The clerk called out, “Nineteen. Next up. Nineteen.” We slumped in our seats, preparing for a long and painful DMV experience. Abu Ghraib might have been more inviting.
“Number 20.” Number 20 consumed an obscenely long time. Number 20 apparently wanted to perform a sophisticated licensing “transaction” only mob lawyers can accomplish. This was not going well.
“Twenty-one.” More of the same.
Then, after a few more numbers trudged by, something extraordinary happened. A woman approached us and offered us her place in line — Number 31. “You folks look busy, and I’m in no hurry. Here, take my place.”
My wife and I looked at each other, both disbelieving what just happened. Then Amber summed it up: “That’s Grand Junction.”
Yes it is.
There are good folks here. Maybe it’s the healthy lifestyle. Maybe it’s because a large number of residents are recent transplants themselves. Maybe it’s the easy access to the outdoors and the reliable sunshine.

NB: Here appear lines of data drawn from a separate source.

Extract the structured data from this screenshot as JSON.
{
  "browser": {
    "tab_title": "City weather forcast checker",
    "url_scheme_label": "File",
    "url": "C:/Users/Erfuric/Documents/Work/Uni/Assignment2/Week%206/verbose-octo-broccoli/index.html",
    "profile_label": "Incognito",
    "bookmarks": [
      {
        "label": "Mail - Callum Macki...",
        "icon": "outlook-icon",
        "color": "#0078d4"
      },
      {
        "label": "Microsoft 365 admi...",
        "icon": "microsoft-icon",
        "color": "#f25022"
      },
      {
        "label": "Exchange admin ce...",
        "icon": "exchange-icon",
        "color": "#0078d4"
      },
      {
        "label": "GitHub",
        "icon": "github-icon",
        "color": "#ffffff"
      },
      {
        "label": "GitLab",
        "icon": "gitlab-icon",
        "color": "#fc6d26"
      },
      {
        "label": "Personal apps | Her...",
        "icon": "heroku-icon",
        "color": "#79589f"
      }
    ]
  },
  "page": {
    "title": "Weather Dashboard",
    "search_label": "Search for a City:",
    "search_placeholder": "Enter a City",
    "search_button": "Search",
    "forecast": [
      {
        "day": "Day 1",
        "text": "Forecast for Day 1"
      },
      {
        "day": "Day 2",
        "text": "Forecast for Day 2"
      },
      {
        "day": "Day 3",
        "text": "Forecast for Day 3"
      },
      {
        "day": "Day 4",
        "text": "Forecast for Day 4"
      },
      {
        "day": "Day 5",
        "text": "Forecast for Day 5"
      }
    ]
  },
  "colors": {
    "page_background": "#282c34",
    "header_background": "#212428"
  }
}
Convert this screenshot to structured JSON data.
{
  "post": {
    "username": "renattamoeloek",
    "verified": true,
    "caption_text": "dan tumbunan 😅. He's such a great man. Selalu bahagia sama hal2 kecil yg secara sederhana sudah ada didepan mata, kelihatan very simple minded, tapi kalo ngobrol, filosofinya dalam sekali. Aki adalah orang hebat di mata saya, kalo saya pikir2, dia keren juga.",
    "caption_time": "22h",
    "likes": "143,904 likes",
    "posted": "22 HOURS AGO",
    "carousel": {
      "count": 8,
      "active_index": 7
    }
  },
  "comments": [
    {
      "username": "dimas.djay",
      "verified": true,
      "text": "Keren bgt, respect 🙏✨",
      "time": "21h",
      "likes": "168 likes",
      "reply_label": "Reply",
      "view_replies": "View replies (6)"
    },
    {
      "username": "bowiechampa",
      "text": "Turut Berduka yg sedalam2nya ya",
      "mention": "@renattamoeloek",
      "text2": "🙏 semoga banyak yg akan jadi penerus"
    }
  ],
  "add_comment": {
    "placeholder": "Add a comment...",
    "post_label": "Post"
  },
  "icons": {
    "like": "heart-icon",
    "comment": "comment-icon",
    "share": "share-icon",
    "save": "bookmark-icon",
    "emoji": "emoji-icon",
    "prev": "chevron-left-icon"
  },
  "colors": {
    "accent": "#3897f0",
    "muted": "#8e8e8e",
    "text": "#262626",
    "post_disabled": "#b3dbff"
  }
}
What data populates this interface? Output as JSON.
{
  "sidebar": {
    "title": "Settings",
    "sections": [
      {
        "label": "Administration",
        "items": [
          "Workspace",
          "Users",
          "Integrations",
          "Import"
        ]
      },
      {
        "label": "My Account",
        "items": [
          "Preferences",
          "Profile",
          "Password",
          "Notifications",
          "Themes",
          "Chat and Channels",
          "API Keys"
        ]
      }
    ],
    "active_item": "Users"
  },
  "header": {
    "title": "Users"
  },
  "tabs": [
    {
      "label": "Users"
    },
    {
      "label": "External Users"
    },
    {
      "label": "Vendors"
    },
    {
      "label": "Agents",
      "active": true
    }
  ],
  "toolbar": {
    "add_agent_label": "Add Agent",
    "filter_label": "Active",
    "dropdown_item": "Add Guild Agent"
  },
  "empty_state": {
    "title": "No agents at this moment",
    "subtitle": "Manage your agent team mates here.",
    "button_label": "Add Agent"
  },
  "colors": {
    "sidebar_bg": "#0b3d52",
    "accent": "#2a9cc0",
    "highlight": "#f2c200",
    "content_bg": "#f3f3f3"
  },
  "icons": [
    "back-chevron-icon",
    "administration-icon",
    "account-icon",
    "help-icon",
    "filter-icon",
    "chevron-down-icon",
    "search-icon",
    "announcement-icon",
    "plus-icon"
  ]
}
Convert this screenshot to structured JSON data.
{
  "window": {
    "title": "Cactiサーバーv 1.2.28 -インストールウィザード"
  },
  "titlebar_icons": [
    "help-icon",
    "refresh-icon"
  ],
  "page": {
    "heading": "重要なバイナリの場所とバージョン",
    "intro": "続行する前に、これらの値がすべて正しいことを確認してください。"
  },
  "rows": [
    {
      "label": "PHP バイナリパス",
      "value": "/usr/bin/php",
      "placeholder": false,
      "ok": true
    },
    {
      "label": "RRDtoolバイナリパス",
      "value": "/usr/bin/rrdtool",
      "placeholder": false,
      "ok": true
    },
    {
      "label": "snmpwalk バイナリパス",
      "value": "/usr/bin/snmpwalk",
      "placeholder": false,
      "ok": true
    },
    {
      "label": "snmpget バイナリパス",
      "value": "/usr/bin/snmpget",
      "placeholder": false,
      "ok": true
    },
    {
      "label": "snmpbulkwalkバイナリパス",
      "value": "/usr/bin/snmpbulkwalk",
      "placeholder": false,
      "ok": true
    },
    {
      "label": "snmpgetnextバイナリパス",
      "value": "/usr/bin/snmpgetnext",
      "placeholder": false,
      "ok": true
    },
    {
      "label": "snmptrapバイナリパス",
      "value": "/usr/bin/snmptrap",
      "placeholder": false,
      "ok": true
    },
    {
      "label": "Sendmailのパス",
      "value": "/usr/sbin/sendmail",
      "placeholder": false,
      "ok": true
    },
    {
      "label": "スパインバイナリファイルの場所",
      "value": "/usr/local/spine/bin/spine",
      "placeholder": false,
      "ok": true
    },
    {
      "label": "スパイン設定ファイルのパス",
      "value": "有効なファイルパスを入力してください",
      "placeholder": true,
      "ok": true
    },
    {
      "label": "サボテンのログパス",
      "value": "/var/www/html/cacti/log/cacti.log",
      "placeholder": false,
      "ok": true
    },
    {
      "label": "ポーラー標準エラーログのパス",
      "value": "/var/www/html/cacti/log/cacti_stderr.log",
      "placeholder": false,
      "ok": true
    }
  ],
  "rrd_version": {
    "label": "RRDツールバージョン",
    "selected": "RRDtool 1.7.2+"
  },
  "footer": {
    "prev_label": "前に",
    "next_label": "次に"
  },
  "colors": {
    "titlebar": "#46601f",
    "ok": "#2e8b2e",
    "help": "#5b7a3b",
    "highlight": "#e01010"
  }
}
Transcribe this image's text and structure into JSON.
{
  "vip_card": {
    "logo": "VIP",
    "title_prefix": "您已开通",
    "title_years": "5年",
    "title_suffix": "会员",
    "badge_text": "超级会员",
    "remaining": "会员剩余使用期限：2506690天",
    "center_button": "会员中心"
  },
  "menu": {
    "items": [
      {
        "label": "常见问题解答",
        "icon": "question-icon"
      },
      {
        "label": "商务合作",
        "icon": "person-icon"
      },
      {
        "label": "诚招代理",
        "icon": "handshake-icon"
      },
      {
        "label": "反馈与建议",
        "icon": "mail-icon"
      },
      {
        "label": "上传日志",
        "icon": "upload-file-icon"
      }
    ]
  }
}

Maybe there is something in the peaches.
Whatever the reason, we have felt the embrace of this community in a sincere and genuine way.
You can’t fake that stuff, you know. It’s real.
Sure, we have been here all of four months. But in those four months, we found a lot to like about the Grand Valley.
We found that September afternoons in Grand Junction offer world-class porch time.
We found that a $4,000 bicycle atop a $1,000 car is a badge of honor.
We found downtown Palisade ... and we are headed back. As soon as possible.
We found that making friends with neighbors pays dividends in the form of shared garden vegetables and good conversation.
We found that the Western brand of independent here does not want to be pigeon-holed into any political party.
We found that the steps from Mary’s Loop to Horsethief Bench should not be ridden by mountain bike. Ever.
And we found that a visit to the DMV does not have to be a root canal. (We did not, however, walk out of the DMV with new tags, in case you thought this was a piece of fiction.)
But most of all, we found home.
Amber went back to Kansas City last weekend to visit family and friends. She called every night to touch base, but in each call she ended up explaining how much she missed Grand Junction and our new friends.
When she returned to Grand Junction, she walked back in the house, stopped in her tracks with bags still in hand, looked around and declared that she was home.
That’s good news in my little world. Thanks, Grand Junction.